The upshot is that for those who think the Constitution means something and who would give effect to all of its terms and who think Lawrence was wrongly decided themselves have the burden of proof of explaining why the Ninth Amendment (and Fourth) do not apply.
7.3.2005 9:47pm
Challenge:
That seems to me a dangerously elastic principle, and one which could be used to defend just about any invalidation.

So, the Ninth Amendment creates a penumbra of a "presumption of liberty," which the Court can use to invalidate any law it deems "unreasonable." That doesn't sound like like an originalism that takes its self very seriously.

The Ninth Amendment in its original context can only be applied to the federal government. Even Black's theory of full incorporation excludes it from application to the states via the Fourteenth Amendment. In a federal context, maybe there is an argument there, however.
7.3.2005 9:58pm
Simon (mail) (www):
Out of curiousity, are there any majority opinions that Thomas either authored or joined that diverge in some identifiable way from (what one may presume to be) his policy preferences? I know about his dissent in Lawrence, and other statements of the sort "I wouldn't choose to do this but . . .," but don't recall ever reading such things in the context where his vote counted for something.
7.4.2005 1:03am
John Jenkins (mail):
You want to use "penumbra" as a perjorative without engaging the idea. It's simple: laws are presumed impermissible restrictions of liberty unless the government can show why it is permissible. That;s not a penumbra. You're falling into the trap that those who opposed the Bill of Rights fell into: the fact of enumerating some rights does not mean there are no other rights.

"The Ninth Amendment in its original context can only be applied to the federal government. Even Black's theory of full incorporation excludes it from application to the states via the Fourteenth Amendment. In a federal context, maybe there is an argument there, however."

It depends on what you mean. I'm not particularly an originalist myself, since I believe that the enumerated rights are not the government's to give or take away.

Put another way: The Federal government is supposed to be limited to its enumerated powers and things necessary and proper to carrying out those powers. You'll note that ONLY the First Amendment is particularly addressed to the Congress.

Do you really believe that the founders intended to allow the states to take away people's arms, and quarter troops in the people's houses? Aside from that, the Ninth Amendment particularly speaks to rights devovling to the people and the states; to the extent that you support pure democratic majoritarianism at the state level, that means that everything is permissible if 50% +1 of the people think that's okay. The founders were not of that view, as I recall, otherwise why have the divided legislature and executive?

In any event, if something is a *right* it does not follow that the states can freely violate it while the federal government cannot. You can call that a penumbra if you wish; I prefer to call it a principle.
7.4.2005 3:53pm
Challenge:
"Do you really believe that the founders intended to allow the states to take away people's arms, and quarter troops in the people's houses?"

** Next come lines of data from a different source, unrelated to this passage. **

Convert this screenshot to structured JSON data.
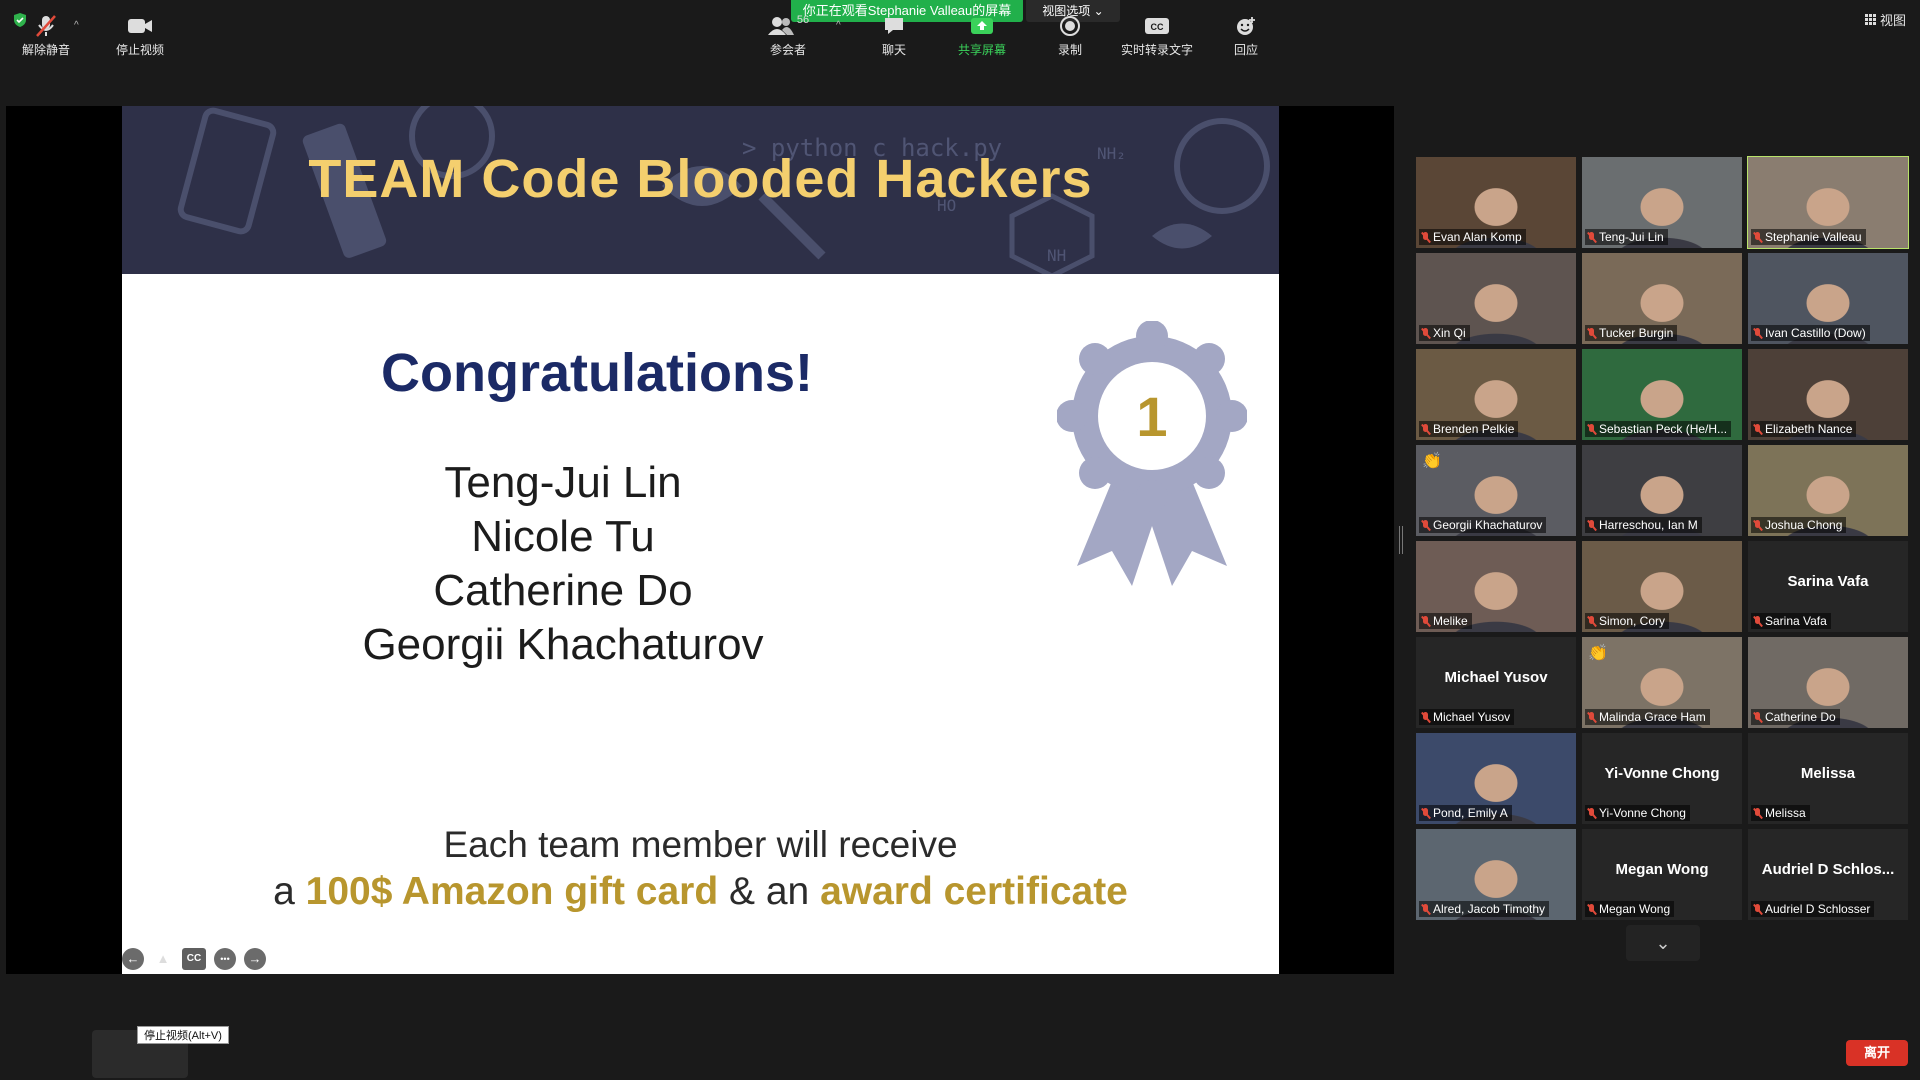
{
  "top_bar": {
    "viewing_banner": "你正在观看Stephanie  Valleau的屏幕",
    "view_options": "视图选项 ⌄",
    "view_button": "视图"
  },
  "slide": {
    "header_title": "TEAM Code Blooded Hackers",
    "header_deco_code": "> python c hack.py",
    "header_deco_nh2": "NH₂",
    "header_deco_nh": "NH",
    "header_deco_ho": "HO",
    "congrats": "Congratulations!",
    "names": [
      "Teng-Jui Lin",
      "Nicole Tu",
      "Catherine Do",
      "Georgii Khachaturov"
    ],
    "badge_number": "1",
    "prize_line1": "Each team member will receive",
    "prize_line2_a": "a ",
    "prize_line2_gift": "100$ Amazon gift card",
    "prize_line2_b": " & an ",
    "prize_line2_cert": "award certificate",
    "controls": {
      "cc": "CC",
      "more": "•••"
    }
  },
  "participants": [
    {
      "name": "Evan Alan Komp",
      "video": true
    },
    {
      "name": "Teng-Jui Lin",
      "video": true
    },
    {
      "name": "Stephanie Valleau",
      "video": true,
      "active_speaker": true
    },
    {
      "name": "Xin Qi",
      "video": true
    },
    {
      "name": "Tucker Burgin",
      "video": true
    },
    {
      "name": "Ivan Castillo (Dow)",
      "video": true
    },
    {
      "name": "Brenden Pelkie",
      "video": true
    },
    {
      "name": "Sebastian Peck (He/H...",
      "video": true
    },
    {
      "name": "Elizabeth Nance",
      "video": true
    },
    {
      "name": "Georgii Khachaturov",
      "video": true,
      "hand": true
    },
    {
      "name": "Harreschou, Ian M",
      "video": true
    },
    {
      "name": "Joshua Chong",
      "video": true
    },
    {
      "name": "Melike",
      "video": true
    },
    {
      "name": "Simon, Cory",
      "video": true
    },
    {
      "name": "Sarina Vafa",
      "video": false,
      "display": "Sarina Vafa"
    },
    {
      "name": "Michael Yusov",
      "video": false,
      "display": "Michael Yusov"
    },
    {
      "name": "Malinda Grace Ham",
      "video": true,
      "hand": true
    },
    {
      "name": "Catherine Do",
      "video": true
    },
    {
      "name": "Pond, Emily A",
      "video": true
    },
    {
      "name": "Yi-Vonne Chong",
      "video": false,
      "display": "Yi-Vonne Chong"
    },
    {
      "name": "Melissa",
      "video": false,
      "display": "Melissa"
    },
    {
      "name": "Alred, Jacob Timothy",
      "video": true
    },
    {
      "name": "Megan Wong",
      "video": false,
      "display": "Megan Wong"
    },
    {
      "name": "Audriel D Schlosser",
      "video": false,
      "display": "Audriel D Schlos..."
    }
  ],
  "toolbar": {
    "unmute": "解除静音",
    "stop_video": "停止视频",
    "stop_video_tooltip": "停止视频(Alt+V)",
    "participants": "参会者",
    "participant_count": "56",
    "chat": "聊天",
    "share_screen": "共享屏幕",
    "record": "录制",
    "live_transcript": "实时转录文字",
    "reactions": "回应",
    "leave": "离开"
  },
  "colors": {
    "accent_green": "#21b04b",
    "leave_red": "#d93226",
    "slide_header_bg": "#2e3048",
    "title_gold": "#f4cf6e",
    "congrats_navy": "#1b2a66",
    "prize_gold": "#b8962e",
    "active_speaker_outline": "#b9e36a"
  }
}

Are you suggesting Barron v. Baltimore was wrongly decided? Now that IS a "constitution in exile." And no I do not think the Founders intended to have states engage in those activities, but they trusted the people of those states to guard against local and state usurpations of "natural rights" which they may be deprived from time to time. Again, in a federal context, I see the Ninth Amendment having some potency, but not when it applies to the states. This is because it was NEVER intended, either at the time of its initial ratification or after the ratification of the Fourteenth Amendment, to apply against state action.